En fuite pour le Mexique.

Non, parce que dans tout ça, le dernier mec plus ou moins potable que j'ai croisé, c'est une espèce de surfeur blanc comme... eh bien, comme la Lune, macho au possible, provocateur et mal élevé ! Ove Rapp ! Pitié, si Dieu existe : perds le moule, un comme lui ça suffit amplement. Ce type, je ne sais pas comment, s'est arrangé pour me mettre dans une situation invraisemblable. Je vous explique : je me suis fait tirer dessus – moi ou lui, franchement il a bien la tête à s'attirer des ennuis – et ma chambre a été saccagée pour faire croire que j'avais tué un homme. Pas Maxim, non, même si j'aurais bien aimé. Un inconnu que Ove Rapp aurait blessé dans sa chambre à lui. Les flics des Îles Caïmans nous recherchent sous quinze mille chefs d'accusation et la seule chose intelligente que monsieur Rapp ait trouvé à faire, ça a été prendre en otage un officier de l'US Air Force et son yacht – ça a beaucoup amusé l'officier en question –, mais également le copain du dit-officier.

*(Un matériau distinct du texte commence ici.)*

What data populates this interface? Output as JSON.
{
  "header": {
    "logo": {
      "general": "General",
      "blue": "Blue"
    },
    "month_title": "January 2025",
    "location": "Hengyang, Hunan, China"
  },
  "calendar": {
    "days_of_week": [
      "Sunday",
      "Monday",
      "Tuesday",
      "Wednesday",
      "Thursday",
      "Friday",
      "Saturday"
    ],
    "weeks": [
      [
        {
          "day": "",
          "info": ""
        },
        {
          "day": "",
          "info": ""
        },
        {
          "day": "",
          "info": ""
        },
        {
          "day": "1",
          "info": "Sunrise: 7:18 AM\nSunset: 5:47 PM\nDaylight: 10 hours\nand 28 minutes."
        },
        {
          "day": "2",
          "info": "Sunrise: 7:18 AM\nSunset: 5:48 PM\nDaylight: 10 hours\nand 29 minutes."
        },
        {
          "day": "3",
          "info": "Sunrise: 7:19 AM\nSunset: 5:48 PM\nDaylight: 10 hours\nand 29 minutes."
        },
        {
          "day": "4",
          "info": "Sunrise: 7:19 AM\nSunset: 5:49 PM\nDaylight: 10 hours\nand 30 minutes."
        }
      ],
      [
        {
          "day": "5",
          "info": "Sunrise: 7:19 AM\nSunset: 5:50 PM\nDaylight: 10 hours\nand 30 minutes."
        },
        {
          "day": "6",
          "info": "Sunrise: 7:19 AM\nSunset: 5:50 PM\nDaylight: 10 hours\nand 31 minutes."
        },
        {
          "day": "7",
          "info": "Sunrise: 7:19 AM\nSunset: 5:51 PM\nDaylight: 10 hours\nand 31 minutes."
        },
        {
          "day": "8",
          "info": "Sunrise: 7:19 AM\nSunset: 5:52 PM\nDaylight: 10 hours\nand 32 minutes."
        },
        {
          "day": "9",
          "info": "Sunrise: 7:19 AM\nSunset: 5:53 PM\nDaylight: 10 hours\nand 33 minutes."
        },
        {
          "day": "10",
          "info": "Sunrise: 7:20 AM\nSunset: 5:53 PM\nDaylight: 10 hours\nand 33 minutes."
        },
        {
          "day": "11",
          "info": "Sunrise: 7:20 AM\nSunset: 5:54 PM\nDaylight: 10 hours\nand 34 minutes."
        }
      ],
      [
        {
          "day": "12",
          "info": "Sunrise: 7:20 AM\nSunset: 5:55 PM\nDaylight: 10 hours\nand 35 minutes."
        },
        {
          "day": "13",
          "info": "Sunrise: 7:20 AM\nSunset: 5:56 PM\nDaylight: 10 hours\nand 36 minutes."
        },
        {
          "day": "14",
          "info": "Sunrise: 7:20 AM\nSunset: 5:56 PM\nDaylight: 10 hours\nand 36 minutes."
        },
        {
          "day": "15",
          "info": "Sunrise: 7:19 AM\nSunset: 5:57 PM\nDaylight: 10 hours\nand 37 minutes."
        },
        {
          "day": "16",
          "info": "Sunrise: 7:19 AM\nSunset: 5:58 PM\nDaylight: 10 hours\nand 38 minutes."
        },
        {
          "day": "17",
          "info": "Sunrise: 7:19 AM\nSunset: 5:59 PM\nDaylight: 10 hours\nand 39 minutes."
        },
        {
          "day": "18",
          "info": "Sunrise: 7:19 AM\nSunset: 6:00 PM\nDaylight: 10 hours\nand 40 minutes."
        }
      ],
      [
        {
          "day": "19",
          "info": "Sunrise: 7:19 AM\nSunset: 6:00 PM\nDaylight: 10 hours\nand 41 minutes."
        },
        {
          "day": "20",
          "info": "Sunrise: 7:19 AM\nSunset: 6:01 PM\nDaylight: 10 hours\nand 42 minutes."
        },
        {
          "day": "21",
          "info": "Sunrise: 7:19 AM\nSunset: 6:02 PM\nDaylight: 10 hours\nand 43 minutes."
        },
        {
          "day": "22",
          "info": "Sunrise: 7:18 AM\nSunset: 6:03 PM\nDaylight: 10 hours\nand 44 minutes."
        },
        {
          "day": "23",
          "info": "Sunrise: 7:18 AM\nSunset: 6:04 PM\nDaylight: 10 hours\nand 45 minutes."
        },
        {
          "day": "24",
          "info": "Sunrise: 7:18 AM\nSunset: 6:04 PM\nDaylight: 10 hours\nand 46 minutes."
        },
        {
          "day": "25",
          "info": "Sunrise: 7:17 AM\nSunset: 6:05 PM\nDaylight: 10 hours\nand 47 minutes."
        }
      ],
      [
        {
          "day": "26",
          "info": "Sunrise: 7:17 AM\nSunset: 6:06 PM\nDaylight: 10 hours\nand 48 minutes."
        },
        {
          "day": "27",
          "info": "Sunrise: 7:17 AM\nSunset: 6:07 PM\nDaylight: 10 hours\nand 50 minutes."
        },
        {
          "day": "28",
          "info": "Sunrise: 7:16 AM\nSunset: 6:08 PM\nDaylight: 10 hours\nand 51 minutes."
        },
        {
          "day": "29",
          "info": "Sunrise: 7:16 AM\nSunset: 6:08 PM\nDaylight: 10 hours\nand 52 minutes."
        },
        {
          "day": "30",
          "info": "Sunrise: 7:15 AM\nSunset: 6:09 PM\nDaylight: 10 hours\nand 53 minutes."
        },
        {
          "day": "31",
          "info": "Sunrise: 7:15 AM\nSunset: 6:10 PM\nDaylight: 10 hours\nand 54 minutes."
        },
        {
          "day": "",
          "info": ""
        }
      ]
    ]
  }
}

Vous voyez un peu le tableau ?

Et donc, là, dans ma chambre, dans le yacht, un homme vient de me tomber dessus pour me bâillonner avec sa main. Je trouve personnellement que ça commence à faire beaucoup.

— Chut, chut, chut ! souffle l'inconnu dans mon oreille.

Je le sens qui s'allonge sur le lit, contre moi. Il soulève lentement sa main de ma bouche, un doigt après l'autre.

— C'est bon, t'es calmée ?!

Ove Rapp. L'imbécile qui m'a sans aucun doute possible fichue dans cette galère. Je le déteste.

— Je vais te dire une bonne chose ! je fuse en me tournant brusquement vers lui.

Oulà. D'une il est vraiment très près de moi et de deux il est torse nu. D'accord, il fait chaud – moite, je dirais même, malgré l'air marin –, mais ça n'explique pas pourquoi je sens mon corps prendre subitement deux degrés Celsius. À nouveau, il pose sa main sur ma bouche pour m'empêcher de râler.

— Chut, j'te dis ! T'as quoi dans les oreilles ?! chuchote-t-il. Bon, ça va, j'peux en placer une ?

— Si tu me promets de dégager de mon lit dans la minute... je grogne.

Bon sang, il sent super bon. Vous savez, quand un homme sort de la douche avec les cheveux mouillés et la peau imprégnée du parfum du savon ? C'est exactement ça.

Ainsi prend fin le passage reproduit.